È il signore delle grandi invernali sugli Ottomila, ma non punta il dito sul caldo. Simone Moro, alpinista, pilota, scrittore e soprattutto cantore - le sue Orobie nel cuore - di tutte le montagne italiane, ha una idea precisa sulla tragedia della Marmolada.
Moro, quanto centrano caldo e riscaldamento globale e quanto eventuali imprudenze dell'uomo?
«Guai a cercare un colpevole. A meno di non scrivere tutti i nostri nomi e cognomi. O siamo tutti colpevoli o non lo è nessuno».
Quindi è stato un evento imprevedibile?
«Si, come un sisma. Non dobbiamo cercare inadempienze e responsabilità solo per lavarci la coscienza. Là sotto sono rimaste persone troppo diverse, per provenienza, preparazione, velleità ed età per poter dire che è stato l'uomo a sottovalutare le condizioni o che altri uomini avrebbero potuto prevedere, chiudere, limitare».
Però c'era un caldo anomalo
«Sotto e sopra la calotta che si è staccata si è camminato fino a due giorni fa e lo si farà di nuovo in futuro. Poteva cedere prima, mai o più avanti. Senza che si potesse prevedere. Che in montagna anzi in ogni angolo del pianeta - faccia sempre più caldo è un dato di fatto. Spostiamo, però, l'attenzione dal ghiacciaio: il crollo ha innescato una valanga - fra rocce, ghiaccio e detriti - così ampia da coinvolgere non solo quel paio di cordate impegnate sulla via normale alla vetta, ma anche intere famiglie che facevano un pic nic su sentieri più semplici ed escursionisti che non stavano azzardando oltre i loro limiti. Ci sono bambini e guide alpine. È una tragedia totale, trasversale. Le Dolomiti, con la loro formazione antichissima da tempo sono interessate da questi crolli. Questo è stato enorme e terrificante».
Quindi nessuna «leggerezza» umana?
«Facciamo un esempio: un conto è l'imprudenza di uno o più alpinisti che si infilano per una via sotto un seracco notoriamente pendente e in bilico con neve così marcia da sembrare poltiglia sotto i ramponi. E già non è questo il caso della Marmolada. Tutto un altro conto è, invece, una fetta di montagna che si stacca, travolge ogni cosa, alterando per sempre la fisionomia di una valle. Se il crollo fosse stato poco più ampio magari la valanga poteva arrivare fino al parcheggio, al lago e al passo Fedaia e colpire qualche auto. Che cosa avremmo detto? Che si dovevano chiudere anche le strade alle auto?».

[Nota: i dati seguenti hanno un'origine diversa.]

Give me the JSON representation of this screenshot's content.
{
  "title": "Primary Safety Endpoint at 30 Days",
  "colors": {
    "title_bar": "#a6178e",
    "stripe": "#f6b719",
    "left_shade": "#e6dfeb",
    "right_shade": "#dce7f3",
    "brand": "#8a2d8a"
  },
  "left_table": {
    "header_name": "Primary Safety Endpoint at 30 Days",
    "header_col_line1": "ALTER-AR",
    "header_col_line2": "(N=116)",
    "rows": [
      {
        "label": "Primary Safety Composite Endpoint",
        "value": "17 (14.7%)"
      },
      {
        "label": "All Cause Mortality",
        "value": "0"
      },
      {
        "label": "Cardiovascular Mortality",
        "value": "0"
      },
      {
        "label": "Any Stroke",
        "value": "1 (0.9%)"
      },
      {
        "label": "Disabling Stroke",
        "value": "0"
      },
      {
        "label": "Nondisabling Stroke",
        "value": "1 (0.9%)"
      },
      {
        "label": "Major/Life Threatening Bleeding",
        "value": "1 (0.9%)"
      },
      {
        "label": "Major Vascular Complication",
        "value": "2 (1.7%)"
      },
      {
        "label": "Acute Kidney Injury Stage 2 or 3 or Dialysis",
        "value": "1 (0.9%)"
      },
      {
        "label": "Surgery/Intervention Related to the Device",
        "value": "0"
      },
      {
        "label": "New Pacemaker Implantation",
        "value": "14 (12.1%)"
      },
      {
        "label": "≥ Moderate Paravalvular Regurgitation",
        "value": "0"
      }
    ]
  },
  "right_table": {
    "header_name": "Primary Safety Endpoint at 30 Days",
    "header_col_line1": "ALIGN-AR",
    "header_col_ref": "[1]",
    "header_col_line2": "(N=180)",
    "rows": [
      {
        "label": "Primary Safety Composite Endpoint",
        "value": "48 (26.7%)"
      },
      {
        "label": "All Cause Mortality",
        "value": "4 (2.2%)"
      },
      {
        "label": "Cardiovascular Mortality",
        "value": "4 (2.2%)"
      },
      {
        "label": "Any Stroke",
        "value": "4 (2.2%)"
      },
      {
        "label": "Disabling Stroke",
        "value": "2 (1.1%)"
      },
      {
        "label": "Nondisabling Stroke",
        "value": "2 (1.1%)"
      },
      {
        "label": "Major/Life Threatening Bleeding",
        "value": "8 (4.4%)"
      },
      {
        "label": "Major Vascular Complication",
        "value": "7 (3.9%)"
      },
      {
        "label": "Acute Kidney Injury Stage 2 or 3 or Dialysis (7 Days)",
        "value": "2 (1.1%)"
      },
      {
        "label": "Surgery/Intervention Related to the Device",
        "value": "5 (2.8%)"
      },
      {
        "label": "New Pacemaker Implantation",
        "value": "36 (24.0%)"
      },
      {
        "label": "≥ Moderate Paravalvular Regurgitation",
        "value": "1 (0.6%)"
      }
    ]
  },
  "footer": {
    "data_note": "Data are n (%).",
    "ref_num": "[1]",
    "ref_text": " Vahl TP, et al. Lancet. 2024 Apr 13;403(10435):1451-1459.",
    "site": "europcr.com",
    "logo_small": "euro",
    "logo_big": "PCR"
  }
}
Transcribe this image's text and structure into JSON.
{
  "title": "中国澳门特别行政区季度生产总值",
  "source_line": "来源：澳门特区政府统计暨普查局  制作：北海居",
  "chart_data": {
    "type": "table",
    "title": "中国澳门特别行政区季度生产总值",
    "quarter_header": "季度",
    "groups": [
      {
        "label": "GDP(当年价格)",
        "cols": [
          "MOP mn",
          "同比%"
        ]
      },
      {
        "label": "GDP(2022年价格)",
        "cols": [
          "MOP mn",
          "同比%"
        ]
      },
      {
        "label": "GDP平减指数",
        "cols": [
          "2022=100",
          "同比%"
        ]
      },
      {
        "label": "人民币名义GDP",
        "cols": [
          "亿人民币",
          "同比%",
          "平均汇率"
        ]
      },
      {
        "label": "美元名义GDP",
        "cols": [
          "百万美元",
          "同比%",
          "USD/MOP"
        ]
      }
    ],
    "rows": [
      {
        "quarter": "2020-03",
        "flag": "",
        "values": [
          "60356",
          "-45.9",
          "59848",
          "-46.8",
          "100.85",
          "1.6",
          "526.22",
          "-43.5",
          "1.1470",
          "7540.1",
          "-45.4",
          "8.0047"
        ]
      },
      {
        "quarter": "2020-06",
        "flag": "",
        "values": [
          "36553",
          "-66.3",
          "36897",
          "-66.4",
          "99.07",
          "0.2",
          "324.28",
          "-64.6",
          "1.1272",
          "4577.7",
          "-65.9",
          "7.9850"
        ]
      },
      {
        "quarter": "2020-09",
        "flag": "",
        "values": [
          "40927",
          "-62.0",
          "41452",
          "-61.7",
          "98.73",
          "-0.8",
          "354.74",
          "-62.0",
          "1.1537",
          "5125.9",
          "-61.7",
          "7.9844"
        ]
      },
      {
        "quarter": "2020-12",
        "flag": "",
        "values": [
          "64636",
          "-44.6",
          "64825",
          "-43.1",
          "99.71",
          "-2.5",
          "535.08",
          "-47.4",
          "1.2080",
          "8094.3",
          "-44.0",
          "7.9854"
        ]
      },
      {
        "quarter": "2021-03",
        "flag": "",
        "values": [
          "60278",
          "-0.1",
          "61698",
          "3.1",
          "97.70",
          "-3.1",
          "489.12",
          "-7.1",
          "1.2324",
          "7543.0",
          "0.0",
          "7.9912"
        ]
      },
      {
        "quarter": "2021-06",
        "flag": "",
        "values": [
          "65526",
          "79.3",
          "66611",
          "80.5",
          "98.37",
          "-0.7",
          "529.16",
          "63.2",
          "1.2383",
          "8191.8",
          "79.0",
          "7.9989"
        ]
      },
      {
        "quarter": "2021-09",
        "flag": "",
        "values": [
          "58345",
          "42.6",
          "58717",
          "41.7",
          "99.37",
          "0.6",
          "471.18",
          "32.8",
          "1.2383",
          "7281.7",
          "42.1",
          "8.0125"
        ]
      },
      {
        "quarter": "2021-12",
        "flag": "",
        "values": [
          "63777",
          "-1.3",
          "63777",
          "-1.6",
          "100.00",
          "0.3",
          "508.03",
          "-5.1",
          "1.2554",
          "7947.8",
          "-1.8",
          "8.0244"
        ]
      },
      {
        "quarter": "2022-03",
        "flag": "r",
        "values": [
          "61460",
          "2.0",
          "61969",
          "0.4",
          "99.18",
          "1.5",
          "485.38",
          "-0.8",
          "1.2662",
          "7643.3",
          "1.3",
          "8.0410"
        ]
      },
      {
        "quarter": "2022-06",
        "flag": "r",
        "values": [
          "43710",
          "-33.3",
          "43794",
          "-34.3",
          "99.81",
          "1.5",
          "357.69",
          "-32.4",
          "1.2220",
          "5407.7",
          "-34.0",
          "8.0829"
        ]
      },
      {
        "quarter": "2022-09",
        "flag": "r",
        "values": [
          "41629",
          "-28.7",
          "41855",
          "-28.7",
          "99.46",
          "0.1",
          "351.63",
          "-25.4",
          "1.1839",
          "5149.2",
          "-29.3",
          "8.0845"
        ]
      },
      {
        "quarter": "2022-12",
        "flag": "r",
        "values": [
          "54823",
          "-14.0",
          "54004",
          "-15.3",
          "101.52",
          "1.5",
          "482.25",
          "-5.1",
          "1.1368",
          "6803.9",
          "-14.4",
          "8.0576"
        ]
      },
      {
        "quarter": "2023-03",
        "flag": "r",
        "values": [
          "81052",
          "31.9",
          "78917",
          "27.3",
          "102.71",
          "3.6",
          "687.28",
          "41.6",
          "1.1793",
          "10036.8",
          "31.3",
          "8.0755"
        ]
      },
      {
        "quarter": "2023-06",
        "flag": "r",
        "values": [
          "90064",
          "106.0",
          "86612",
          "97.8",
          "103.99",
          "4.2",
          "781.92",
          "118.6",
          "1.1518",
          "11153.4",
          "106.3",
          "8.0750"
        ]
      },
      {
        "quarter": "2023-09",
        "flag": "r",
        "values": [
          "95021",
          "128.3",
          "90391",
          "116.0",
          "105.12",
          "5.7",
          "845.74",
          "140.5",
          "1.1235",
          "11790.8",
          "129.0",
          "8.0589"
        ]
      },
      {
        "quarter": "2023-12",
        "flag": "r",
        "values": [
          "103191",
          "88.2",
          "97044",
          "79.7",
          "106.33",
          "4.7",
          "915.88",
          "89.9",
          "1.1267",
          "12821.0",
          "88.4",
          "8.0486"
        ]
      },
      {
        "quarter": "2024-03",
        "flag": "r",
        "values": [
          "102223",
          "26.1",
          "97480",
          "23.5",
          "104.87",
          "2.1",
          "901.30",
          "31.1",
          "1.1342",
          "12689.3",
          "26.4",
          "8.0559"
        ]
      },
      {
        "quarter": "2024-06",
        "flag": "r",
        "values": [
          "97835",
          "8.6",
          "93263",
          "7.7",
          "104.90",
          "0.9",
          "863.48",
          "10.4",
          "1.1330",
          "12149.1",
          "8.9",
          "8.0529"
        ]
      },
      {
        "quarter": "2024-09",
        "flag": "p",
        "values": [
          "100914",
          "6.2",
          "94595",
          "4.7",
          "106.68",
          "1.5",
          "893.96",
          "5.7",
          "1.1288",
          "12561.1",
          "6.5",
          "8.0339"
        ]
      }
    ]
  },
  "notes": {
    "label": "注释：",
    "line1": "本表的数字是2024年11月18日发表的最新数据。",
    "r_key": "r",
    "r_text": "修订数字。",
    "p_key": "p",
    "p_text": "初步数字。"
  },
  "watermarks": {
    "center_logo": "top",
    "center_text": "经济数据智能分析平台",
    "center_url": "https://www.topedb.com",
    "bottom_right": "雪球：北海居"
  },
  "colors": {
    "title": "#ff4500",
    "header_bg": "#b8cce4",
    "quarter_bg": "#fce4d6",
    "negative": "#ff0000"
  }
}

Montagna e mare non si possono chiudere.
«Esatto: lì sotto sarebbe morto anche l'alpinista più preparato. Anche Simone Moro. È come la livella: siamo tutti uguali e questa situazione riguarda le Alpi, ma anche l'Himalaya. Vi ho trascorso, come ogni anno, buona parte dell'inverno e poi la primavera per il mio lavoro di pilota. Sa che cosa vedo? Il campo base dell'Everest è nello stesso luogo da 70 anni e non è frequentato da improvvisati. Eppure ci sono ormai crolli anche li».
La natura è padrona di casa e per bussare alla sua porta che atteggiamento dobbiamo tenere tanto più oggi?
«Lasciando da parte eventi eccezionali come questi, dobbiamo prendere atto che il mondo sta cambiando e che anche stare al sole in riva al mare con 38 gradi oggi è più pericoloso. Intendo dire che noi dobbiamo impegnarci non solo informandoci e allenandoci per le passioni che vogliamo seguire. Dobbiamo cambiare atteggiamento nella quotidianità: ridurre le comodità e gli sprechi. Meno ascensore e più scale, fare domani una doccia più rapida di ieri, evitare aria condizionata e riscaldamento a palla. Oggi è il giorno del dolore, ma questo è un contributo piccolo ma concreto che ognuno di noi può dare. A meno che».
Tutti o nessuno?
«Altrimenti sarà sempre colpa di tutti e di nessuno».